Ryan Hester: Tight end is a position where we can afford to shoot for upside. If we swing and miss - or if the player gets hurt - then we have a waiver wire in shallower leagues or our TE2/3 in deep/best ball leagues to bail us out. In that light, I'm agreeing with the crowd sticking their necks out for Reed.

Reed has been projected as a TE1 in every healthy week I can recall since his emergence in 2015. is injury concerns are valid, but again, tight end is a position where fantasy players can swing for the fences, miss, and not strike out.

Will Grant: By the time the eighth round rolls around, I'm probably in best-available-player mode - and probably looking for a quarterback at this point because I feel like that's a position that you can wait on. At tight end, however, you want one of the Top 3.

At the top of the eighth round, Walker is probably enough value to get me to consider taking him at this point. He's a solid pick who will usually stays healthy and should put up serviceable numbers each week to keep you from posting a zero. This pick won't excite me at all, but in the "need to take a tight end sometime, may as well have Walker" approach, Walker is the best of these three at this point.

Burton should do well in Chicago, but not eighth-round well. There's still a lot of question marks around that team and Burton could just as easily turn into a free agent bust.

For the guys above who are happy to pick up Jordan Reed because of the 'injury discount', I'm happy to give it to them. I've had just enough of him in season-long and DFS over the last couple years to make me shy away from him. I'd rather take a shot on other guys than buy into the hype that Reed is 100% this year. Maybe that means someone else gets the value from him. I'm OK with that.

Ari Ingel: This isn't much of a debate in my opinion.

Delanie Walker is clearly the right answer after finishing as a top-tier tight end the past few seasons, and after he just signed an extension. His seventh-round ADP is spot on.

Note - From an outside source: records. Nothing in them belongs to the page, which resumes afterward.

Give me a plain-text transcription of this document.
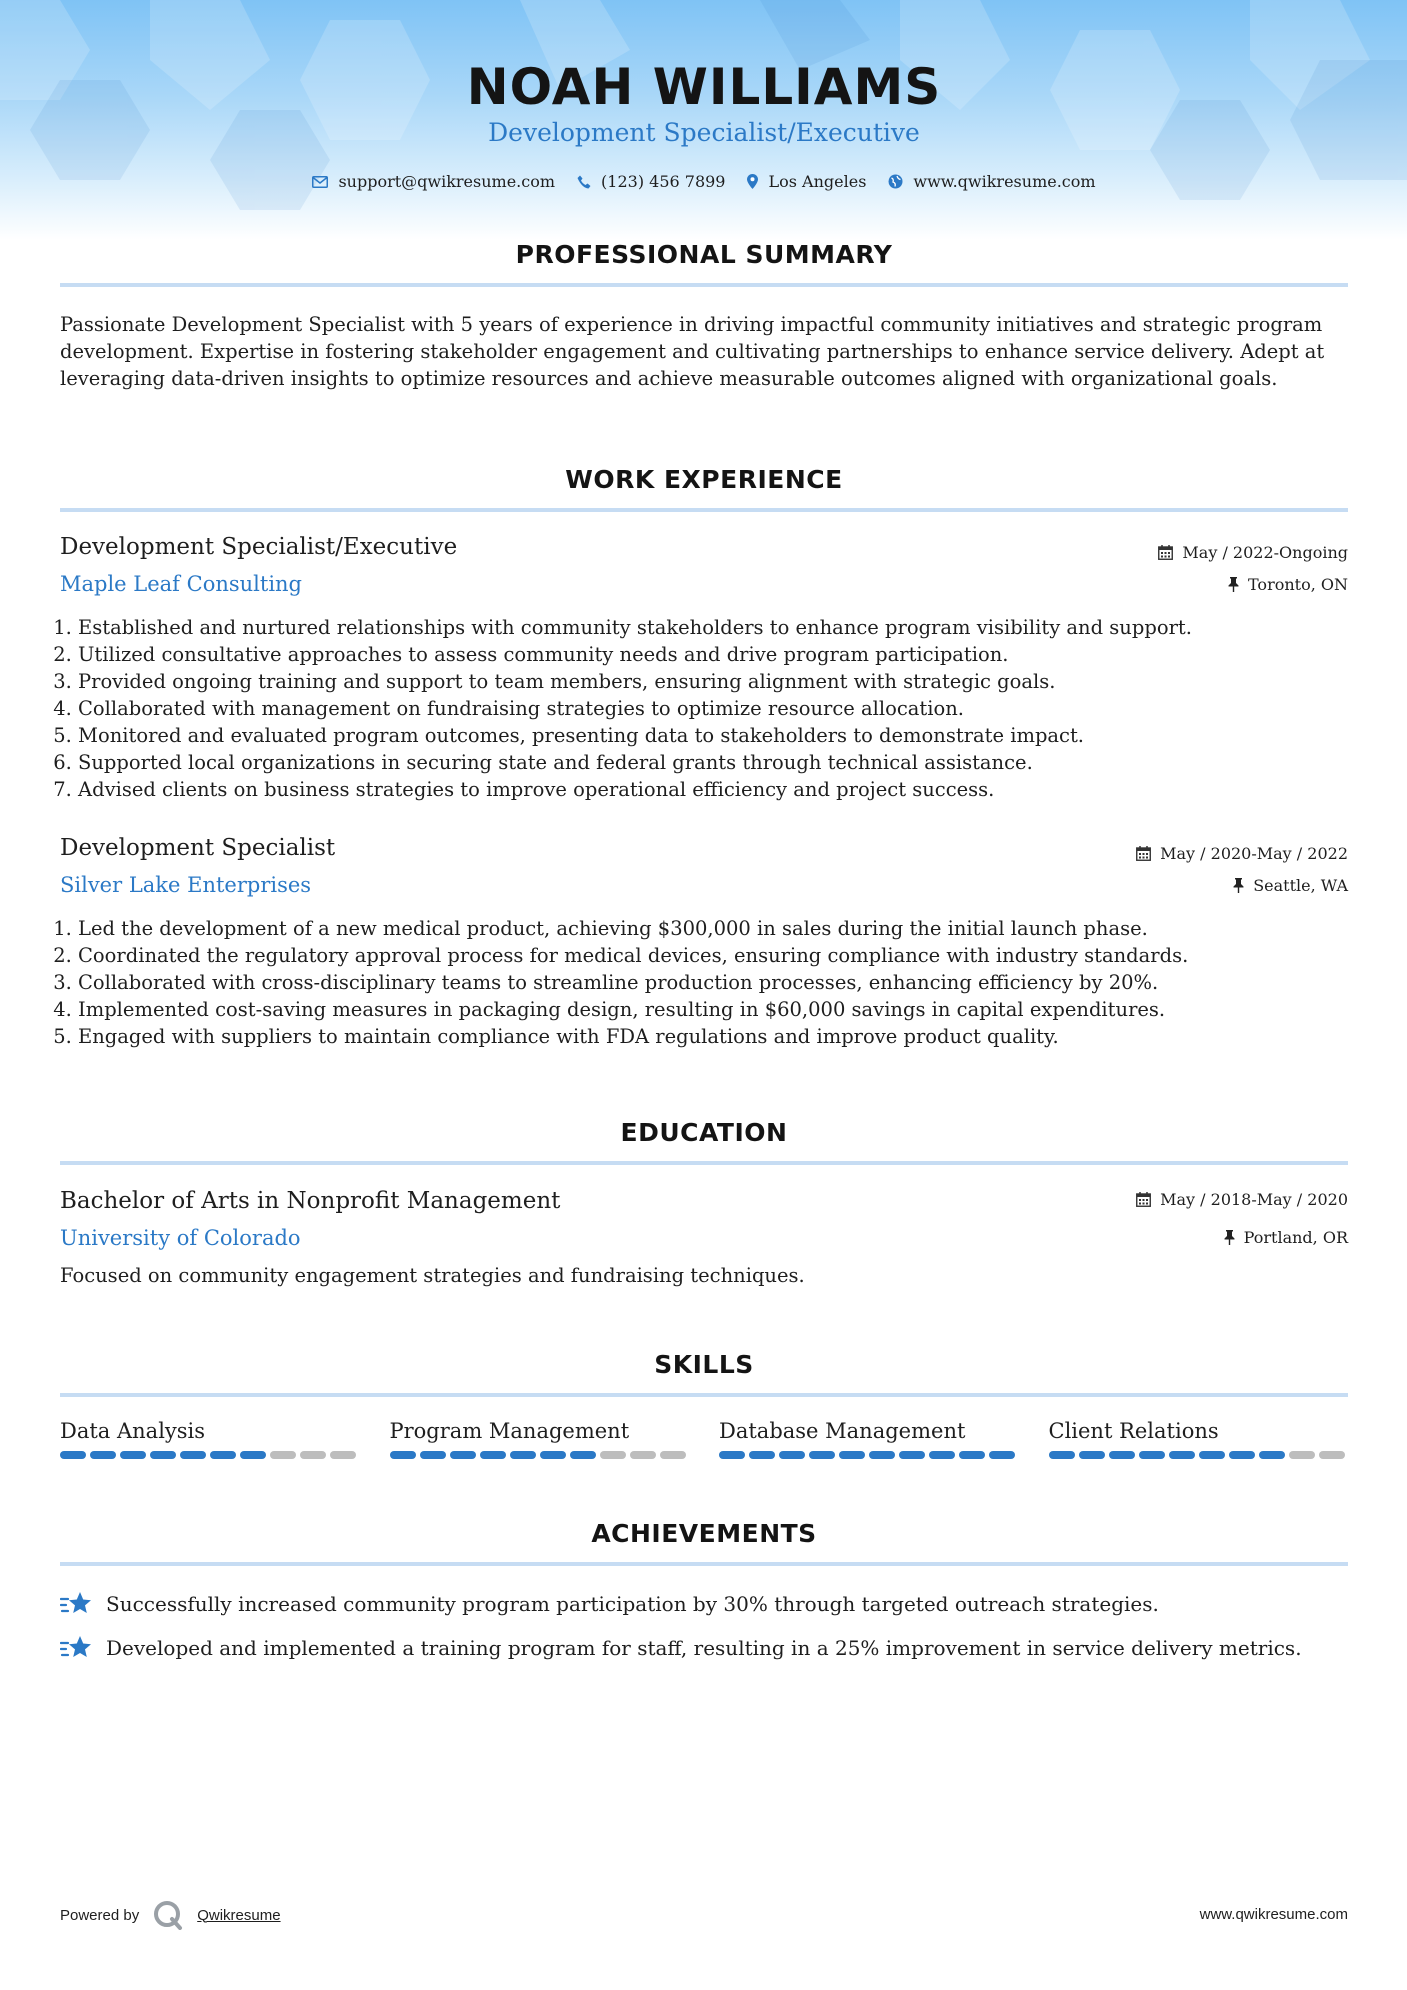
NOAH WILLIAMS
Development Specialist/Executive
support@qwikresume.com	(123) 456 7899	Los Angeles	www.qwikresume.com
PROFESSIONAL SUMMARY
Passionate Development Specialist with 5 years of experience in driving impactful community initiatives and strategic program development. Expertise in fostering stakeholder engagement and cultivating partnerships to enhance service delivery. Adept at leveraging data-driven insights to optimize resources and achieve measurable outcomes aligned with organizational goals.
WORK EXPERIENCE
Development Specialist/Executive	May / 2022-Ongoing
Maple Leaf Consulting	Toronto, ON
1. Established and nurtured relationships with community stakeholders to enhance program visibility and support.
2. Utilized consultative approaches to assess community needs and drive program participation.
3. Provided ongoing training and support to team members, ensuring alignment with strategic goals.
4. Collaborated with management on fundraising strategies to optimize resource allocation.
5. Monitored and evaluated program outcomes, presenting data to stakeholders to demonstrate impact.
6. Supported local organizations in securing state and federal grants through technical assistance.
7. Advised clients on business strategies to improve operational efficiency and project success.
Development Specialist	May / 2020-May / 2022
Silver Lake Enterprises	Seattle, WA
1. Led the development of a new medical product, achieving $300,000 in sales during the initial launch phase.
2. Coordinated the regulatory approval process for medical devices, ensuring compliance with industry standards.
3. Collaborated with cross-disciplinary teams to streamline production processes, enhancing efficiency by 20%.
4. Implemented cost-saving measures in packaging design, resulting in $60,000 savings in capital expenditures.
5. Engaged with suppliers to maintain compliance with FDA regulations and improve product quality.
EDUCATION
Bachelor of Arts in Nonprofit Management	May / 2018-May / 2020
University of Colorado	Portland, OR
Focused on community engagement strategies and fundraising techniques.
SKILLS
Data Analysis	Program Management	Database Management	Client Relations
ACHIEVEMENTS
Successfully increased community program participation by 30% through targeted outreach strategies.
Developed and implemented a training program for staff, resulting in a 25% improvement in service delivery metrics.
Powered by	Qwikresume	www.qwikresume.com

Reed obviously has the biggest upside without question, but between injuries and his scary concussion history, you are hoping for 10+ games, when Delanie gives you 15 or 16 almost guaranteed.

Burton, on the other hand, is hyped like crazy. In the four career games as the Eagles starting tight end; he averaged 3.5 receptions, 45 yards, and 1 touchdown per game. That's good, although not spectacular, especially since touchdowns can be fluky. Trubisky has also been very up and down in camp so far, particularly with his accuracy.

Additionally, I'm not so sure Burton will even be the teams top tight end in terms of fantasy scoring by the time the season is done.

Burton stands 6-foot-2, 224 pounds with 4.62 forty speed, a 30" vertical, and a 112" broad jump (47% SPARQ athletic score).

While Adam Shaheen stands 6-foot-6, 278 pounds, with 4.79 forty speed, a 32.5" vertical, and 121" broad jump (77% SPARQ athletic score).

Shaheen has been a red zone monster in camp so far.

Andy Hicks: The answer clearly here is Jordan Reed. Despite not having played a full season in his five-year career, he has clearly played to the level of elite fantasy tight end. There is no issue with Alex Smith using the position well and the only player older than Delanie Walker here is the other option in Washington, Vernon Davis. With question marks at wide receiver, Reed is the star on this offense and will good value for however long he can play for. You play to win and Reed gives you that chance, especially in the eighth round.

Delanie Walker is a player I have been eschewing, but the two-year contract extension has to give you pause. He is now 34 years old and has a young player snipping at his heels in Jonnu Smith. Even Walker recently said that Smith will be better than him sooner rather than later. I expect that to occur at some stage this season and would be wary of relying on Walker as my starter.

As has been mentioned, by Ari, Trey Burton may not even be the best tight end in Chicago and given an inexperienced quarterback, a rookie head coach and players just trying to gel as a unit, Burton may not get on track for quite awhile.